At the centre of this strategy is the security audit, sometimes referred to as a cyber health check, which will, ultimately, enable an organisation to respond appropriately and effectively when faced with a breach. In common with a financial audit but not necessarily as all-encompassing, this should be carried out regularly by external experts with the appropriate level of knowledge and insight, alongside key individuals from within the firm. The audit will allow a risk-based review of the effectiveness of information systems and suggest remedial steps to improve overall security against a backdrop of rapidly changing cyber threats.

The first step of an audit is to review existing controls and procedures. Most firms already have firewalls, password policies, encrypted data protocols and restricted access controls in place to counter potential cyber threats, alongside policies governing mobile devices, cloud storage and data sharing. But when were these last reviewed, let alone put to the test?

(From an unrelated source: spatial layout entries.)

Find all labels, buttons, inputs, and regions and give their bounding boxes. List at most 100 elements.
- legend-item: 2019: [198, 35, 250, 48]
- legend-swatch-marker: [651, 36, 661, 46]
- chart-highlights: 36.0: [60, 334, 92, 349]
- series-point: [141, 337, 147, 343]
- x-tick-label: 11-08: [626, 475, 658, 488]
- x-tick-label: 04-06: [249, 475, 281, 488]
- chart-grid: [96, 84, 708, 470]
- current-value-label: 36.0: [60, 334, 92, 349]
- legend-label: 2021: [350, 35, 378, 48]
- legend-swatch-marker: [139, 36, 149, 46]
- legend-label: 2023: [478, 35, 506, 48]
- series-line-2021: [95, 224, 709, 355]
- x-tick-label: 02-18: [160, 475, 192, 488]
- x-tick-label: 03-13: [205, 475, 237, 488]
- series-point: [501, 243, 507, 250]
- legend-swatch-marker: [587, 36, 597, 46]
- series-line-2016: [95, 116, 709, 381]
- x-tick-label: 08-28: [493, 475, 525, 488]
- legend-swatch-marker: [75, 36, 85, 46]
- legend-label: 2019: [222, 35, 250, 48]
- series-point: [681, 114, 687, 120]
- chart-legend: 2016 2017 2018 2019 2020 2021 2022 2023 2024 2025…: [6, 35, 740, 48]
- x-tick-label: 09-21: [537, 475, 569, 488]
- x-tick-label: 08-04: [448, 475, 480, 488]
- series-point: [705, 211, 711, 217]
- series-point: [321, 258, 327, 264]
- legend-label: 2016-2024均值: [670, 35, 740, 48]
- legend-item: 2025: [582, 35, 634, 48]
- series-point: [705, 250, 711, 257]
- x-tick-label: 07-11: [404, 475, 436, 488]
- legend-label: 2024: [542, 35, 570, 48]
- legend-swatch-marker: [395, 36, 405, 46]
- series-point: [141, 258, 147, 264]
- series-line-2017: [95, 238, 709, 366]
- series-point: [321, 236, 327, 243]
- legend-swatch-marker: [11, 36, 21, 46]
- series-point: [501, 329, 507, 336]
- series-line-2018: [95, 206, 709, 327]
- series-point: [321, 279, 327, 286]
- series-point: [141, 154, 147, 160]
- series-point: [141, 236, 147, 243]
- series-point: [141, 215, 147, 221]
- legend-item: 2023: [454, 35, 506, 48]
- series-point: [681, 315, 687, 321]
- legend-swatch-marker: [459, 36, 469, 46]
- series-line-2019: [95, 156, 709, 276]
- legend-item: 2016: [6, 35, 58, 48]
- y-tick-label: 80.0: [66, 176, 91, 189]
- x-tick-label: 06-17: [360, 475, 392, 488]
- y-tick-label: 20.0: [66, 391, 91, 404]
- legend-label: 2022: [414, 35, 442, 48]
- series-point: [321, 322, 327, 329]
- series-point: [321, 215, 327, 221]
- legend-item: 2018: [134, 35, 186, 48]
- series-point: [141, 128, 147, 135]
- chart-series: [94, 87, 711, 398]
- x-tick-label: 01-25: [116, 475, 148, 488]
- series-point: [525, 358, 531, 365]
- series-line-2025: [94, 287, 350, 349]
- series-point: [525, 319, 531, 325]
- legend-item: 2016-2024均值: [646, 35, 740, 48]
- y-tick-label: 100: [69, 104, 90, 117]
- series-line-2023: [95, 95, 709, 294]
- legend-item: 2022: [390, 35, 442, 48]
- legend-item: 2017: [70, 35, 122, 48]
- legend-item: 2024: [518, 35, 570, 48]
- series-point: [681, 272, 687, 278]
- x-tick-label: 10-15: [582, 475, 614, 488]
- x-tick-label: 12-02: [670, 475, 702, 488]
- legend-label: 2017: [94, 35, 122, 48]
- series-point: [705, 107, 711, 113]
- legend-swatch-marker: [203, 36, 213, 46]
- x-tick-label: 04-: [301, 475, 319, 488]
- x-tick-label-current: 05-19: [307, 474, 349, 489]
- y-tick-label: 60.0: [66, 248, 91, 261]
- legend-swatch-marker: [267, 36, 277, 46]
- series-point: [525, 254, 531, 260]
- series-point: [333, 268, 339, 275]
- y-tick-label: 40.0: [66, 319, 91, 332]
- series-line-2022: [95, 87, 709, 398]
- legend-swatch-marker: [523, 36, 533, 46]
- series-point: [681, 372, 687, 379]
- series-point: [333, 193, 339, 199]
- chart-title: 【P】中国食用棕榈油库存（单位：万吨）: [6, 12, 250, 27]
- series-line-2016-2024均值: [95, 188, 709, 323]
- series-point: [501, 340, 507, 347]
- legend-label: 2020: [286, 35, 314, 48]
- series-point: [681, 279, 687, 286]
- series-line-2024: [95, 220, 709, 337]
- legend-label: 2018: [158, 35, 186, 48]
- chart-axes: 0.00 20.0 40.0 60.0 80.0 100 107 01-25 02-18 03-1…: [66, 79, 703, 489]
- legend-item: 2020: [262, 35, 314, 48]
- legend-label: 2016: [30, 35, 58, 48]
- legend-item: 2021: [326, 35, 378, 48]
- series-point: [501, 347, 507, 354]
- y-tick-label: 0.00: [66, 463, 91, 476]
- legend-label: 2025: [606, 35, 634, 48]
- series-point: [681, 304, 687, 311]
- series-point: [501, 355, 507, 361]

Of course, the risk of data theft goes beyond the risk posed by hackers – data theft can also emanate from within a company. From staff inadvertently activating viruses or malware by clicking on links in emails, to malicious insiders, motivated by the prospect of financial gain or revenge, firms need a thorough understanding of all such threats and a plan to combat them.

The use of bring your own device (BYOD) and of personal online accounts have become increasingly prevalent, with staff using their personal smartphones, tablets and preferred cloud providers to stay productive while at work and out of the office. This creates new opportunities for hackers. Any internal review should, therefore, establish everyday working practices, including the use of personal smartphones and data storage for work-related tasks. It is a process that should also address the use of other portable devices, as the accidental loss of an unencrypted laptop or disk drive could have serious financial and reputational consequences.

A security audit does not involve only ensuring the proper policies, firewalls and virus detection. It must focus on the human element as well. For example, staff must recognise the risk posed by phishing emails and know how to report such incidents. Although the vast majority may hit the Delete button on receiving a suspicious email, only one unwitting member of staff needs to fall for a scam before security has been breached. Such attempts at obtaining information are commonplace and may introduce a virus, activate malware to log keystrokes, copy emails or even record phone conversations. In response, companies must ensure they train their employees on the risk of cyber attacks and how to prevent them. Employees must also know how to report potential cyber security incidents, so that an initial breach can be contained. Prompt reporting allows threats to be dealt with immediately.

Waking Shark is one of many initiatives to raise awareness and preparedness, in the face of increasing sophistication and determination of cyber adversaries. With a growing number of organisations facing significant financial, reputational and organisational damage in the wake of attacks, risk management professionals must ensure such threats are fully understood and backed by a strategy that is fit for purpose.

Seth Berman is executive managing director and UK head of Stroz Friedberg, an investigations, intelligence and risk management company.